North Riverside trustees passed the village’s appropriations ordinance on July 17, two weeks before the state deadline, as has been their practice for as long as anyone can remember.

The fiscal year began May 1, so the first quarter has come and gone without the village deciding exactly what it would be budgeting to spend. The final version of the budget has still not yet been released to the general public on the village website. The original preliminary budget anticipated a $1.3 million deficit.

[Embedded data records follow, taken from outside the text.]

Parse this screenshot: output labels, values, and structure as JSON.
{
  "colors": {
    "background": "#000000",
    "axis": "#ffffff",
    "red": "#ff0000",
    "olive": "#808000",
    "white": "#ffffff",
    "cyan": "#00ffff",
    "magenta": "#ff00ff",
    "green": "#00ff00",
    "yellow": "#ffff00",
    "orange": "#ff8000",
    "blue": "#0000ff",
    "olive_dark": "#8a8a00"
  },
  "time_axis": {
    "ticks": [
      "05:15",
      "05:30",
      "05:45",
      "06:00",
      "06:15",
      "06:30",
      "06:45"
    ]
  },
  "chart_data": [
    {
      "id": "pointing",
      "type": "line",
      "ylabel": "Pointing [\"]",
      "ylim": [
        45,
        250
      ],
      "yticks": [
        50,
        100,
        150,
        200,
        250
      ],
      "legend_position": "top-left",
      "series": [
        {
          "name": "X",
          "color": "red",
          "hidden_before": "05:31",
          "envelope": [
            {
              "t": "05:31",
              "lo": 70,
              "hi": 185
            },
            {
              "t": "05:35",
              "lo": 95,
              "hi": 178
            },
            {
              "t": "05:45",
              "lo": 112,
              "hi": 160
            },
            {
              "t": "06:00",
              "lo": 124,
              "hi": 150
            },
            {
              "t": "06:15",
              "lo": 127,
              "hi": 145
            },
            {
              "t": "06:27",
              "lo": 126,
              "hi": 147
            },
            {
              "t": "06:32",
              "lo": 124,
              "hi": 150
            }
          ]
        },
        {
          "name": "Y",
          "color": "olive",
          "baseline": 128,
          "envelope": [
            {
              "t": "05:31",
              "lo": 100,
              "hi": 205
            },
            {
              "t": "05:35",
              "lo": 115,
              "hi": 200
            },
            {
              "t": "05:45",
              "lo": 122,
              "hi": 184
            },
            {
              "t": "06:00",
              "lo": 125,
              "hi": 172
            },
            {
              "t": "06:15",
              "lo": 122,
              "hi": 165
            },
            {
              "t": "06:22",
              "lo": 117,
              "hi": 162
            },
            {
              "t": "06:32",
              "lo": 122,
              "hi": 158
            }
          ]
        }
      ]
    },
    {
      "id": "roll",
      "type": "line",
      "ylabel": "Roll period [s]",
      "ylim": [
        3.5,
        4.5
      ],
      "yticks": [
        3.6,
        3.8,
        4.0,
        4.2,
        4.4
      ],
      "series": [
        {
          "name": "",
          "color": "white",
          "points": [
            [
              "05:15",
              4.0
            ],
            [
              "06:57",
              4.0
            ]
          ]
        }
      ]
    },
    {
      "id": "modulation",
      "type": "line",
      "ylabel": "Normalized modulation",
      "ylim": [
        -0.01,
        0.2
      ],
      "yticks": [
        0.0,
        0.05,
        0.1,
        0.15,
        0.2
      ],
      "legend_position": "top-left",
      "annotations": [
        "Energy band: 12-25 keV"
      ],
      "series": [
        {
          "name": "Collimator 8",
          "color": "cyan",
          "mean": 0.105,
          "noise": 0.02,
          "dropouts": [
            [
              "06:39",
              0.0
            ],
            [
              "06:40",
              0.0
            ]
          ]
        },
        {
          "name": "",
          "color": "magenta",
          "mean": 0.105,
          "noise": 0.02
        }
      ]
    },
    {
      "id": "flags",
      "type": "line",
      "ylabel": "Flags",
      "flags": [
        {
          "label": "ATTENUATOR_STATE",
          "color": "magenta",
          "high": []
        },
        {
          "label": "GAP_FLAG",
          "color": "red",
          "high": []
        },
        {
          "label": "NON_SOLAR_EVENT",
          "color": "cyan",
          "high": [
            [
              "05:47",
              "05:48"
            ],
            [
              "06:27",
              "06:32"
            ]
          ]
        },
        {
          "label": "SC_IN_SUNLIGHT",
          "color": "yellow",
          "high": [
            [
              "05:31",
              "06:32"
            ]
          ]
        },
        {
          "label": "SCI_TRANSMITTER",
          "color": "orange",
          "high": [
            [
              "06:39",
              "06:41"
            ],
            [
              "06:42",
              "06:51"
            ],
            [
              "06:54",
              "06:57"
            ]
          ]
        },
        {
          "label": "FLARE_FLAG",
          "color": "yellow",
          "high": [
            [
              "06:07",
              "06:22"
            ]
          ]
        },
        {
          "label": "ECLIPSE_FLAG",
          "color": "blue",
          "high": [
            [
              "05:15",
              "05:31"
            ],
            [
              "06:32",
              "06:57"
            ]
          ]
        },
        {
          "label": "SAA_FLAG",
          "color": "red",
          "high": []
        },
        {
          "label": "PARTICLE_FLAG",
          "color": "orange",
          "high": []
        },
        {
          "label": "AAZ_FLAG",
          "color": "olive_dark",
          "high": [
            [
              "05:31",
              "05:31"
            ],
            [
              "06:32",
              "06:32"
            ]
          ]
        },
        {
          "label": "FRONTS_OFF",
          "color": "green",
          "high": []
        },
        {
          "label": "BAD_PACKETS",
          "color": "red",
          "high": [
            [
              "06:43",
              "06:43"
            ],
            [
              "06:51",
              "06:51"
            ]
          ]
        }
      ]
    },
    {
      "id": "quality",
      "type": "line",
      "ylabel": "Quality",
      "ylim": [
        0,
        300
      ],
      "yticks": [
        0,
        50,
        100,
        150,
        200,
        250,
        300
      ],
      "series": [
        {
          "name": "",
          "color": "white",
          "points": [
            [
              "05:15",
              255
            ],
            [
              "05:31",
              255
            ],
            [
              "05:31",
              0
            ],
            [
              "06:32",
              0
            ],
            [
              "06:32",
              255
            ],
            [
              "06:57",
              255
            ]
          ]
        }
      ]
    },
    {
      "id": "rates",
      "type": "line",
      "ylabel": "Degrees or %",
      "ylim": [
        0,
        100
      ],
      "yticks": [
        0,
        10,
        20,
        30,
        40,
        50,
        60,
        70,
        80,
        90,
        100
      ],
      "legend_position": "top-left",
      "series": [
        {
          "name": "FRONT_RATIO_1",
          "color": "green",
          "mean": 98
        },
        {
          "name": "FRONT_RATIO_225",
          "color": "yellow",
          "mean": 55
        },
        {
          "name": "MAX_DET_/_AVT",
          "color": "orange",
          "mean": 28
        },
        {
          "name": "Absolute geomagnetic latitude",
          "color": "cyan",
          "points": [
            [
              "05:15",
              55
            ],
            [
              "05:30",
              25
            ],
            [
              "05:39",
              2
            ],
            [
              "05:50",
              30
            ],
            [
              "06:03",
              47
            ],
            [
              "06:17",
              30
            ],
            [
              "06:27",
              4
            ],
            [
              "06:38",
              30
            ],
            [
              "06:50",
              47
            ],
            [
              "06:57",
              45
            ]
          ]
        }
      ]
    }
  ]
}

After several budget workshops, that deficit had reportedly increased to about $1.5 million.

On July 10, a week before passing the appropriations ordinance, the board met in an administrative committee session to set legislative priorities for the fiscal year, ones that would have an impact on spending in 2023-24.

The three priorities they settled on were the most glaring – the need to complete a comprehensive plan for the village, overhauling the village’s zoning code and addressing the village’s police and fire pension obligations.

Of the three, the two most straightforward ought to be completing a comprehensive plan, which will provide future boards with essential direction for future commercial and residential development in specific areas of the village – the central commercial core near Harlem Avenue, Cermak Road west of First Avenue, 26th Street and, yes, the National Guard Armory property.

Overhauling the zoning code will be a key ingredient in making the direction in the comprehensive plan realistic to accomplish.

We are loath to predict the future, but we can already read a few tea leaves when it comes to coming to a consensus on how to guide future development in the commercial core area, particularly the North Riverside Park Mall property.

It’s no secret that the mall’s owner wants to redevelop the west side of the property after acquiring the former Carson’s parking lot. They may also be interested in picking up the former Sears property, which is back on the market after being sold earlier this year.

That’s going to take planning expertise the village simply doesn’t have right now. For a village with such an important commercial base in flux, it would seem that North Riverside is going to need an actual community development department, with full-time staff dedicated to planning and economic development.

For more than a decade, the department has been staffed by a series of contractors brought in to address the need of the moment. North Riverside isn’t like other small towns of its population; it can’t be run like one.

And that gets us to the $4 million annual pension obligation. The costs are real and they are permanent. They need a permanent solution.